The research programme concentrates on the natural habitat fragmentation caused by the deep wadis (dry valleys) separated by high mountains. The wadis within the great volcanic Ring Dyke around St Katherine constitute a set of habitats semi-isolated by the steep mountains. The more we study this system, the more distinct and unique each wadi appears. The gradual drying of the Sahara over the last 10,000 years has marooned an entire community of animals and plants on the high mountains, with many genetically distinct species and populations.
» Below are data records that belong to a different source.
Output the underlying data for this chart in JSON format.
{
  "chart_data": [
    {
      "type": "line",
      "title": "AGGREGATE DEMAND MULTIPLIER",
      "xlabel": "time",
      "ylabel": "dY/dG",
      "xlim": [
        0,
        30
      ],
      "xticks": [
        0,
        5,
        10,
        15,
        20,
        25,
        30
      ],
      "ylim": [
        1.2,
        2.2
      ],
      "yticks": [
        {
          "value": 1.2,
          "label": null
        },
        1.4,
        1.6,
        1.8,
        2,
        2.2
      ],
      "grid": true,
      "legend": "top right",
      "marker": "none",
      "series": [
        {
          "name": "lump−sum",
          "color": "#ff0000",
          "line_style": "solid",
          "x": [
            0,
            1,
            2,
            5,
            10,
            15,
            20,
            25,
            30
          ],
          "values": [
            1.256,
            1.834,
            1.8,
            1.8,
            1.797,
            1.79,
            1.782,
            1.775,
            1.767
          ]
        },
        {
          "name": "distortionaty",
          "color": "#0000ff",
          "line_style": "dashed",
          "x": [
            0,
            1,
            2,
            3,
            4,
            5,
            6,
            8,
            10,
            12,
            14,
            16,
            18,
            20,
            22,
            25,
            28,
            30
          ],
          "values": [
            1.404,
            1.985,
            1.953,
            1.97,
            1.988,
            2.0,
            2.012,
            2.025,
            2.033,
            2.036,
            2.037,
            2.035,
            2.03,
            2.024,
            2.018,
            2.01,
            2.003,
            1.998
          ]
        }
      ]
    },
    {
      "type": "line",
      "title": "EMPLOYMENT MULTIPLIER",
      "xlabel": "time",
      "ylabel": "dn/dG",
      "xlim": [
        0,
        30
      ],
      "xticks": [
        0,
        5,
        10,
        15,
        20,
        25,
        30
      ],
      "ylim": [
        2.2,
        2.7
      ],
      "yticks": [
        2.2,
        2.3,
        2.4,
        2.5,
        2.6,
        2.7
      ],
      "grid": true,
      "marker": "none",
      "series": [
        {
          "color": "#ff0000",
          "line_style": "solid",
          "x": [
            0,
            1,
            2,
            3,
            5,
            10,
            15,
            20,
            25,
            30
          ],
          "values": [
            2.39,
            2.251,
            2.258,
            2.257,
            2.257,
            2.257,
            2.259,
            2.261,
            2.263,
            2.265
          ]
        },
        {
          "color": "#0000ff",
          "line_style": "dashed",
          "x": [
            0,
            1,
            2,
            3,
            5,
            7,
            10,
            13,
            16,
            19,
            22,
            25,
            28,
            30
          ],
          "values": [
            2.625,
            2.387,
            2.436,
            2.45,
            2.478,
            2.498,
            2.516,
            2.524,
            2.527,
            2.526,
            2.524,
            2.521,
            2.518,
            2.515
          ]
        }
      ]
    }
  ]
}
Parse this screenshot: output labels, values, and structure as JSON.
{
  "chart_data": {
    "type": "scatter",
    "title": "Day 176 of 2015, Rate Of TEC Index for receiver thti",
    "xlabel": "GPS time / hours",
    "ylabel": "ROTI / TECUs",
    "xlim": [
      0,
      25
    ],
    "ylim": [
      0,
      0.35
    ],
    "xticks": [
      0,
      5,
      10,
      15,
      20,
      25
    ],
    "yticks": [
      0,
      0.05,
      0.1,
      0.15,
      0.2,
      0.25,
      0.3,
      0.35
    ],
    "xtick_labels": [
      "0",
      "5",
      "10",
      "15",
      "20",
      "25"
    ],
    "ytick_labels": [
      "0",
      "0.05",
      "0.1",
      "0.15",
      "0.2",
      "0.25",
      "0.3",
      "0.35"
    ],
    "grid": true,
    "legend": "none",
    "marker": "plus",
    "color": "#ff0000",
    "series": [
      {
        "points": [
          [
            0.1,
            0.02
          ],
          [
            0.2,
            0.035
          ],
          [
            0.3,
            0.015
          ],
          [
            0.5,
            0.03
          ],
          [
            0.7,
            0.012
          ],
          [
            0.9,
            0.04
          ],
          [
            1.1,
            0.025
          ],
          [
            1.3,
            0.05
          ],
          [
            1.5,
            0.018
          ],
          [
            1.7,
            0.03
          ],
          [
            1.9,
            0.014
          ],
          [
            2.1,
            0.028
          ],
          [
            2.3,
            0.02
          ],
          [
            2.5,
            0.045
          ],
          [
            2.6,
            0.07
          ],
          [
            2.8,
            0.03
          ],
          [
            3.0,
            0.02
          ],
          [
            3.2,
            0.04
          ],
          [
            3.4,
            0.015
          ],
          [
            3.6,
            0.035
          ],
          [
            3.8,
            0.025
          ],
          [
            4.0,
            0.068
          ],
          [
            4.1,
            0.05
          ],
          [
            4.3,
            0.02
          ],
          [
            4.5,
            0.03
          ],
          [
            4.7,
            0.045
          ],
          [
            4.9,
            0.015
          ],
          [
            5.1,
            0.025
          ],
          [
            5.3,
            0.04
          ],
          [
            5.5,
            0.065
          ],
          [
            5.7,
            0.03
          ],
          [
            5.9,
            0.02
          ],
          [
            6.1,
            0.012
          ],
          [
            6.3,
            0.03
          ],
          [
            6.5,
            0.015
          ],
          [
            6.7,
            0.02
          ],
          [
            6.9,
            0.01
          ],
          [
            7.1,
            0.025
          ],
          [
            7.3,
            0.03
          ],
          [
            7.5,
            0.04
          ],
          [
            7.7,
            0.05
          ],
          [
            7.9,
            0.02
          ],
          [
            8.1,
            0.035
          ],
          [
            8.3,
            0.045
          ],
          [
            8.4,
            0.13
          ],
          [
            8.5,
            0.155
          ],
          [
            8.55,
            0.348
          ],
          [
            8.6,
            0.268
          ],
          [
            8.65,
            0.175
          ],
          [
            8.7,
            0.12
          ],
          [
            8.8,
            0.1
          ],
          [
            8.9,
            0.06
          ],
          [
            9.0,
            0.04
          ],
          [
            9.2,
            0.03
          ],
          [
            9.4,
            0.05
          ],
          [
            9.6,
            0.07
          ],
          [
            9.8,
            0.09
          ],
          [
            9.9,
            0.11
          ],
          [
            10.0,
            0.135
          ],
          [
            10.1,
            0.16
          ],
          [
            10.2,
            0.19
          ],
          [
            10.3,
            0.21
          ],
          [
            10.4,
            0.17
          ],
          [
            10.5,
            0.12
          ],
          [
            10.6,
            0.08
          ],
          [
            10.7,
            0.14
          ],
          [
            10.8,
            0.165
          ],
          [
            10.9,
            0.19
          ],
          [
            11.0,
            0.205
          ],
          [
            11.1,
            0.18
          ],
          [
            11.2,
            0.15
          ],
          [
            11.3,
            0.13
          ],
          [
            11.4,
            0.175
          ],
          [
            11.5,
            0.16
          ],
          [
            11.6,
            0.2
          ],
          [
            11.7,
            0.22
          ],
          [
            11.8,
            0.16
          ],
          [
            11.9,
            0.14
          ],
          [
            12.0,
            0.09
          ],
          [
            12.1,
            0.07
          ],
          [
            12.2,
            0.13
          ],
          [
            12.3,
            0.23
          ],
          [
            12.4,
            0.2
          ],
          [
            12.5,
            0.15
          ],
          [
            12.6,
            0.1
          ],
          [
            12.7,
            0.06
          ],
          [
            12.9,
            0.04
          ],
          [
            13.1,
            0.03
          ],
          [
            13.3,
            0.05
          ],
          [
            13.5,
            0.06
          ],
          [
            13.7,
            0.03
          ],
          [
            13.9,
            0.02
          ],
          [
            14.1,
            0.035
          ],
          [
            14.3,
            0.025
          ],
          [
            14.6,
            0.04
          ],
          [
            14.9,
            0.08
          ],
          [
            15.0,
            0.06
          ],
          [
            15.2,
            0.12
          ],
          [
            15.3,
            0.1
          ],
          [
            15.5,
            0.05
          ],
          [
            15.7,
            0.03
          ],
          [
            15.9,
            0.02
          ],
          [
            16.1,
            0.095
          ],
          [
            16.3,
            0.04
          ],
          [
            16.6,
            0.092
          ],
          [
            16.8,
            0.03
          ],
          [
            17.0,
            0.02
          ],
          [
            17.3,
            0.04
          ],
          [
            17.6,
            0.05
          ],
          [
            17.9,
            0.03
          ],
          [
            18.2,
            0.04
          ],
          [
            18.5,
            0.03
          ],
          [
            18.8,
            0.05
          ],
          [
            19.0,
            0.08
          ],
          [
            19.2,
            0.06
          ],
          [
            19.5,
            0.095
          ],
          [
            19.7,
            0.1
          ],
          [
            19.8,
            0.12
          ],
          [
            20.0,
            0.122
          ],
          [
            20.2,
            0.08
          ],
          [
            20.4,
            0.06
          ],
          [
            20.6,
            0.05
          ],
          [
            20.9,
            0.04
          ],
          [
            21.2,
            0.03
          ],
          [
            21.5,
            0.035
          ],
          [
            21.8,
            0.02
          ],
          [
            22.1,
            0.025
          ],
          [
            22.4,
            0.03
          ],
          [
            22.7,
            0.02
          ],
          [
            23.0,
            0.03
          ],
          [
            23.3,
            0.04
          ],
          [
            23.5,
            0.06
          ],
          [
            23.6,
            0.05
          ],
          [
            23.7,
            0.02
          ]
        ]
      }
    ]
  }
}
There are several drainage systems that converge inside the Ring Dyke, and within each drainage system there are numerous wadis. Each drainage system and each wadi appears to contain a unique community of animals and plants, and many populations appear to have evolved semi-independently. Thus the wadi topography forms a system of interconnected, yet evolutionarily semi-independent communities that is very interesting academically, and very important from a conservation standpoint.

We had two LINK grants from the British Council that funded 12 years of collaborative visits, student exchanges, seminars, conferences, etc. These superb grants were not large, but provided seed money to bring collaborators from outside and to fund field trips that developed the field biology group at Suez Canal University. Full details are here.

In 2004 Samy was appointed as national coordinator of the BioMAP project, and invited me to become the international coordinator. I arranged secondment from Nottingham University with BioMAP funding my teaching replacement. It was a very steep learning curve for me, as I knew little about management, but it changed fundamentally my outlook and my research in many different ways. For details, see BioMAP.

We established the Egyptian-British Biological Society in 1996, with the aims of fostering links between the UK and Egypt, running conferences and workshops, and publishing two biological journals (Egyptian Journal of Biology, Egyptian Journal of Natural History). We edited these journals for 15 years, finally finishing in 2014. They were pioneering because they were without page charges, refereed internationally and very quickly (2002) became Open Access on the Web free to all readers. This differed markedly from normal Egyptian practice. The Society supported an eventually successful reform of the criteria for academic promotion. Its first establishing conference was an International Conference on Biodiversity, held in Ismailia in August 2001, and several other conferences followed.